[originally posted here at Castalia House]
Coming of the Gods by Chester Whitehorn was featured in the Summer 1945 issue of Planet Stories.
One of the many reasons why I’m doing Short Reviews is to share what stories from the pulps were like and what they were about, as many of these have never been collected or reprinted; I feel that it’s important because the on-going meme you hear about the pulps is how sexist, regressive, racist, anti-diversity and pro-colonialist they were and that could not be further from the truth! Coming of the Gods is another piece that shows how people who claim the pulps were just dumb action tripe and should be buried in favor of more ‘serious’ science fiction could not be more wrong.
Coming of the Gods is an interesting twist on the Planetary Romance in which the story is told not from the point of view of some heroic Earth-man arriving on a strange world to save the day but an alien primitive saving the hapless space pioneers from the mess that they inadvertently brought to his world. Kinda like Tarzan, but it should be noted that the hero here is an indigenous African Martian. Again, we have a classic pulp sci-fi story featuring an explicitly non-white protagonist exploring some interesting themes including human commonality and the institution of marriage.
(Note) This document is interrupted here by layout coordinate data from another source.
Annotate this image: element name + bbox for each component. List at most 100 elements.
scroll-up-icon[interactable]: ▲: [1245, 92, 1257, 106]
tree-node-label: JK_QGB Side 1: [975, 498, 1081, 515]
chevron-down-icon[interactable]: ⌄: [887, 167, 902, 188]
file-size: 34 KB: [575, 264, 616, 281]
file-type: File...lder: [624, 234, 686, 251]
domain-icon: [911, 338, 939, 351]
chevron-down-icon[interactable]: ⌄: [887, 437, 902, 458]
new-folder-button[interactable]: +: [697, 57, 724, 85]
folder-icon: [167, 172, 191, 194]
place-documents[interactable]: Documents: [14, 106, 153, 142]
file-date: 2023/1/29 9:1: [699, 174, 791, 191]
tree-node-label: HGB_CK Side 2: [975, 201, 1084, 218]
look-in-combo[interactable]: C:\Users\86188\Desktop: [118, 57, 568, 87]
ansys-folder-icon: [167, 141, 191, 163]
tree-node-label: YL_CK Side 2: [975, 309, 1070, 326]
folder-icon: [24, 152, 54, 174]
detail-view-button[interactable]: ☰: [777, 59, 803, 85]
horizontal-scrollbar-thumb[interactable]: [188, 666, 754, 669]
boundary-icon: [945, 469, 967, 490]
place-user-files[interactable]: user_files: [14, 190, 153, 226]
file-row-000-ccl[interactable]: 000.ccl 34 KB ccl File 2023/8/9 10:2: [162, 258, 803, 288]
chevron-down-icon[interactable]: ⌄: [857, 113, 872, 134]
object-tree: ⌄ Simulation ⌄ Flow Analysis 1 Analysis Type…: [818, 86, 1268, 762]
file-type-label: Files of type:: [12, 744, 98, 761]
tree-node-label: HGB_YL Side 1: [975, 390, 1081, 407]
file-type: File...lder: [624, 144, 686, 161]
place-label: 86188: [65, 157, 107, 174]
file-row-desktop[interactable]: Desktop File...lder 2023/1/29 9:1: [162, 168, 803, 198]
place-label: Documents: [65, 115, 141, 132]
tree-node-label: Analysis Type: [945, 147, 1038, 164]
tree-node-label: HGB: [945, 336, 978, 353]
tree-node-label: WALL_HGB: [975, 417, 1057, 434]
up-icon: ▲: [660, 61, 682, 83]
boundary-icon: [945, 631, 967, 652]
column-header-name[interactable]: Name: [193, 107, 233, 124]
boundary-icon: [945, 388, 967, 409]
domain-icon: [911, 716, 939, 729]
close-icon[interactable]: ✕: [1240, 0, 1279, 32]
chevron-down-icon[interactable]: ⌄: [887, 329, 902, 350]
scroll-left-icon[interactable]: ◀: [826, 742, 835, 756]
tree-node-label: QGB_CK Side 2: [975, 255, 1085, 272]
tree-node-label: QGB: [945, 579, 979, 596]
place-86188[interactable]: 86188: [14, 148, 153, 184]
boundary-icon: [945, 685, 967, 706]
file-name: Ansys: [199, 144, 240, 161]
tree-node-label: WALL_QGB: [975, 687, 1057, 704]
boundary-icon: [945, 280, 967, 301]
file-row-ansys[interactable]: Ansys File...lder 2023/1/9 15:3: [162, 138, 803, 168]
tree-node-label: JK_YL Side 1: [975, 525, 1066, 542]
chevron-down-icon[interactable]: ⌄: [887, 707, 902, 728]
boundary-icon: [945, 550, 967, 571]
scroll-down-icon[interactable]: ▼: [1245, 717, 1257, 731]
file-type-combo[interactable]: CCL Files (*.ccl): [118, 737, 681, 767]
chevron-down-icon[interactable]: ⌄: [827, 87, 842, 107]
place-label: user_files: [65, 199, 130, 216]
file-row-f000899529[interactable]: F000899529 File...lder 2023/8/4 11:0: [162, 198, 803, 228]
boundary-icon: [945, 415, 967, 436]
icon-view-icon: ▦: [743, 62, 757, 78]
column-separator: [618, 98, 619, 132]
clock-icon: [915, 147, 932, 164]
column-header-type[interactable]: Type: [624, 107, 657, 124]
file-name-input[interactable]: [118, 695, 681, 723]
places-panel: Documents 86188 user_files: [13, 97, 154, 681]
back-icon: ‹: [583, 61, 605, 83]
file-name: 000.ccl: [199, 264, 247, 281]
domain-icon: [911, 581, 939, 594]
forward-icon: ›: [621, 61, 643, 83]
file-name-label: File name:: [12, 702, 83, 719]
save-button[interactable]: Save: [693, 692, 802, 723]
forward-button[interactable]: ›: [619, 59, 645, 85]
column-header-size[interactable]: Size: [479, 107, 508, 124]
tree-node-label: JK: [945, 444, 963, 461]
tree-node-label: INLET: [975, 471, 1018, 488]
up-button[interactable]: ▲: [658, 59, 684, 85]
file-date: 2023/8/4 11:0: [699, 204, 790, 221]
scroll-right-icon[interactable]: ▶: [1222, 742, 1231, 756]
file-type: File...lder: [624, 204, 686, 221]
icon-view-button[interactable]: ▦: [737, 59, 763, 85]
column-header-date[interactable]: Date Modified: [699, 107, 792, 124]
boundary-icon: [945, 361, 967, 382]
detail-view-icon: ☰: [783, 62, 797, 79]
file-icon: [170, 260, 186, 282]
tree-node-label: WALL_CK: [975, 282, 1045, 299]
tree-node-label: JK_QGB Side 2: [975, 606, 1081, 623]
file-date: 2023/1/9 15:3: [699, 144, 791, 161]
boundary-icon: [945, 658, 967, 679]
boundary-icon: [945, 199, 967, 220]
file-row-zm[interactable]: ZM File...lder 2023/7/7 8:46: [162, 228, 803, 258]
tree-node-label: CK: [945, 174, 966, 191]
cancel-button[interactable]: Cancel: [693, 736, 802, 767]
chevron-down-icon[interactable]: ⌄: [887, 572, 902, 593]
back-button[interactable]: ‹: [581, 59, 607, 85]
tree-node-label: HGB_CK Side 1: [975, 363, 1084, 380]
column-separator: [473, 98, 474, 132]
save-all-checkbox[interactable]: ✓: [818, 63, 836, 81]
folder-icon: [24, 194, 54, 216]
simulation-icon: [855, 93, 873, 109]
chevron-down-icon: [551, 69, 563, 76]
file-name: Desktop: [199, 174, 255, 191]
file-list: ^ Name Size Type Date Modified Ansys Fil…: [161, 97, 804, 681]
On the jungle planet of Mars (yeah, that Mars), Ro has just returned from a long and dangerous journey to the far north. He looks forward to rejoining his tribe and marrying his love, but he arrives to find that disaster has struck. After rescuing his beloved Na from an Oan, one of the Martian Rat-men, Ro learns what befell his people. In Ro’s absence, a magic flying sphere landed carrying four white-skinned beings; these visitors were able to communicate telepathically and befriended the Martians, but apparently were not too cautious about keeping their ray guns secure, because the Oan managed to get ahold of them, and the result was a massacre.